Let us name the three pants as P1 , P2, P3 and the two shirts as S1 , S2 . Then, these six possibilities can be illustrated in Figure 7.1.
Let us consider another problem of the same type. DIpesh has 2 school bags, 3 tiffin boxes, and 2 water bottles. In how many ways can he carry these items (choosing one each). A school bag can be chosen in 2 different ways. After a school bag is chosen, a tiffin box can be chosen in 3 different ways. Hence, there are 2 × 3 = 6 pairs of school bags and a tiffin box. For each of these pairs, a water bottle can be chosen in 2 different ways. Hence, there are 6 × 2 = 12 different ways in which, DIpesh can carry these items to school. If we name the 2 school bags as B1, B2, the three tiffin boxes as T1, T2, T3, and the two water bottles as W1, W2, these possibilities can be illustrated in Fig. 7.2.
In fact, the problems of the above types are solved by applying the following a principle known as the fundamental principle of counting, or, simply, the multiplication the principle, which states that “If an event can occur in m different ways, following which another event can occur in n different ways, then the total number of occurrence of the events in the given order is m×n.”

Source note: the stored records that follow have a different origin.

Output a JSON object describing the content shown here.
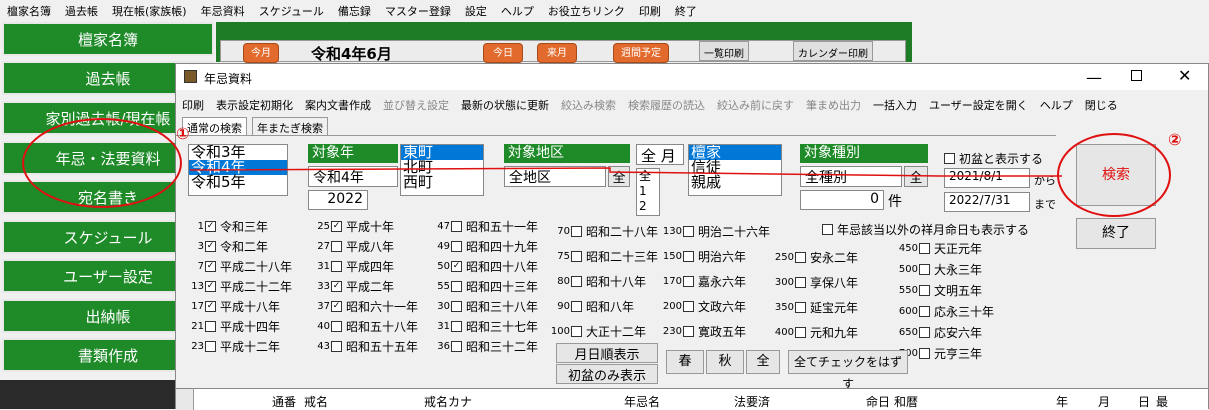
{
  "main_menu": [
    "檀家名簿",
    "過去帳",
    "現在帳(家族帳)",
    "年忌資料",
    "スケジュール",
    "備忘録",
    "マスター登録",
    "設定",
    "ヘルプ",
    "お役立ちリンク",
    "印刷",
    "終了"
  ],
  "nav": [
    "檀家名簿",
    "過去帳",
    "家別過去帳/現在帳",
    "年忌・法要資料",
    "宛名書き",
    "スケジュール",
    "ユーザー設定",
    "出納帳",
    "書類作成"
  ],
  "calendar": {
    "month_title": "令和4年6月",
    "btn_prev": "今月",
    "btn_a": "今日",
    "btn_b": "来月",
    "btn_c": "週間予定",
    "btn_print": "一覧印刷",
    "btn_cal_print": "カレンダー印刷"
  },
  "dialog": {
    "title": "年忌資料",
    "menu": [
      {
        "label": "印刷",
        "enabled": true
      },
      {
        "label": "表示設定初期化",
        "enabled": true
      },
      {
        "label": "案内文書作成",
        "enabled": true
      },
      {
        "label": "並び替え設定",
        "enabled": false
      },
      {
        "label": "最新の状態に更新",
        "enabled": true
      },
      {
        "label": "絞込み検索",
        "enabled": false
      },
      {
        "label": "検索履歴の読込",
        "enabled": false
      },
      {
        "label": "絞込み前に戻す",
        "enabled": false
      },
      {
        "label": "筆まめ出力",
        "enabled": false
      },
      {
        "label": "一括入力",
        "enabled": true
      },
      {
        "label": "ユーザー設定を開く",
        "enabled": true
      },
      {
        "label": "ヘルプ",
        "enabled": true
      },
      {
        "label": "閉じる",
        "enabled": true
      }
    ],
    "tabs": [
      "通常の検索",
      "年またぎ検索"
    ],
    "year_list": [
      "令和3年",
      "令和4年",
      "令和5年"
    ],
    "year_selected": 1,
    "target_year_head": "対象年",
    "target_year_value": "令和4年",
    "target_year_num": "2022",
    "area_list": [
      "東町",
      "北町",
      "西町"
    ],
    "area_head": "対象地区",
    "area_value": "全地区",
    "area_all": "全",
    "month_all": "全",
    "month_label": "月",
    "month_list": [
      "全",
      "1",
      "2"
    ],
    "type_list": [
      "檀家",
      "信徒",
      "親戚"
    ],
    "type_head": "対象種別",
    "type_value": "全種別",
    "type_all": "全",
    "count_value": "0",
    "count_unit": "件",
    "first_bon_label": "初盆と表示する",
    "date_from": "2021/8/1",
    "from_label": "から",
    "date_to": "2022/7/31",
    "to_label": "まで",
    "search_label": "検索",
    "end_label": "終了",
    "show_monthly_label": "年忌該当以外の祥月命日も表示する",
    "btn_month_order": "月日順表示",
    "btn_first_bon_only": "初盆のみ表示",
    "btn_spring": "春",
    "btn_autumn": "秋",
    "btn_all": "全",
    "btn_uncheck_all": "全てチェックをはずす",
    "annot_1": "①",
    "annot_2": "②",
    "grid_headers": [
      "通番",
      "戒名",
      "戒名カナ",
      "年忌名",
      "法要済",
      "命日",
      "和暦",
      "年",
      "月",
      "日",
      "最"
    ],
    "check_columns": [
      [
        {
          "num": "1",
          "label": "令和三年",
          "checked": true
        },
        {
          "num": "3",
          "label": "令和二年",
          "checked": true
        },
        {
          "num": "7",
          "label": "平成二十八年",
          "checked": true
        },
        {
          "num": "13",
          "label": "平成二十二年",
          "checked": true
        },
        {
          "num": "17",
          "label": "平成十八年",
          "checked": true
        },
        {
          "num": "21",
          "label": "平成十四年",
          "checked": false
        },
        {
          "num": "23",
          "label": "平成十二年",
          "checked": false
        }
      ],
      [
        {
          "num": "25",
          "label": "平成十年",
          "checked": true
        },
        {
          "num": "27",
          "label": "平成八年",
          "checked": false
        },
        {
          "num": "31",
          "label": "平成四年",
          "checked": false
        },
        {
          "num": "33",
          "label": "平成二年",
          "checked": true
        },
        {
          "num": "37",
          "label": "昭和六十一年",
          "checked": true
        },
        {
          "num": "40",
          "label": "昭和五十八年",
          "checked": false
        },
        {
          "num": "43",
          "label": "昭和五十五年",
          "checked": false
        }
      ],
      [
        {
          "num": "47",
          "label": "昭和五十一年",
          "checked": false
        },
        {
          "num": "49",
          "label": "昭和四十九年",
          "checked": false
        },
        {
          "num": "50",
          "label": "昭和四十八年",
          "checked": true
        },
        {
          "num": "55",
          "label": "昭和四十三年",
          "checked": false
        },
        {
          "num": "30",
          "label": "昭和三十八年",
          "checked": false
        },
        {
          "num": "31",
          "label": "昭和三十七年",
          "checked": false
        },
        {
          "num": "36",
          "label": "昭和三十二年",
          "checked": false
        }
      ],
      [
        {
          "num": "70",
          "label": "昭和二十八年",
          "checked": false
        },
        {
          "num": "75",
          "label": "昭和二十三年",
          "checked": false
        },
        {
          "num": "80",
          "label": "昭和十八年",
          "checked": false
        },
        {
          "num": "90",
          "label": "昭和八年",
          "checked": false
        },
        {
          "num": "100",
          "label": "大正十二年",
          "checked": false
        }
      ],
      [
        {
          "num": "130",
          "label": "明治二十六年",
          "checked": false
        },
        {
          "num": "150",
          "label": "明治六年",
          "checked": false
        },
        {
          "num": "170",
          "label": "嘉永六年",
          "checked": false
        },
        {
          "num": "200",
          "label": "文政六年",
          "checked": false
        },
        {
          "num": "230",
          "label": "寛政五年",
          "checked": false
        }
      ],
      [
        {
          "num": "250",
          "label": "安永二年",
          "checked": false
        },
        {
          "num": "300",
          "label": "享保八年",
          "checked": false
        },
        {
          "num": "350",
          "label": "延宝元年",
          "checked": false
        },
        {
          "num": "400",
          "label": "元和九年",
          "checked": false
        }
      ],
      [
        {
          "num": "450",
          "label": "天正元年",
          "checked": false
        },
        {
          "num": "500",
          "label": "大永三年",
          "checked": false
        },
        {
          "num": "550",
          "label": "文明五年",
          "checked": false
        },
        {
          "num": "600",
          "label": "応永三十年",
          "checked": false
        },
        {
          "num": "650",
          "label": "応安六年",
          "checked": false
        },
        {
          "num": "700",
          "label": "元亨三年",
          "checked": false
        }
      ]
    ]
  }
}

The above principle can be generalized for any finite number of events. For example, for 3 events, the principle is as follows: ‘If an event can occur in m different ways, following which another event can occur in n different ways, following which a third event can occur in p different ways, then the total number of occurrence to ‘the events in the given order is m × n × p.” In the first problem, the required number of ways of wearing a pant and a shirt was the number of different ways of the occurrence of the following events in succession:
(i) the event of choosing a pant
(ii) the event of choosing a shirt.
In the second problem, the required number of ways was the number of different ways of the occurrence of the following events in succession:
(i) the event of choosing a school bag
(ii) the event of choosing a tiffin box
(iii) the event of choosing a water bottle.
Here, in both cases, the events in each problem could occur in various possible orders. But, we have to choose any one of the possible orders and count the number of different ways of the occurrence of the events in this chosen order.
Example: A coin is tossed, a die is rolled, and a card is drawn from a standard deck. How many outcomes are possible?
Notice that a tree diagram for this problem would take a lot of time to draw out with all the possibilities. So, we apply the Fundamental Counting Principle to count all the ordered triplets for the coin, die, and card such as
(H, 3, ace of hearts) or (T, 2, queen of clubs).
n(coin) ∙ n(die) ∙ n(card) = 2 ∙ 6 ∙ 52 = 624
There would 624 possible outcomes when a coin is tossed, a die is rolled, and a card is drawn.
But it only works when all choices are independent of each other.
If one choice affects another choice (i.e. depends on another choice), then a simple multiplication is not right.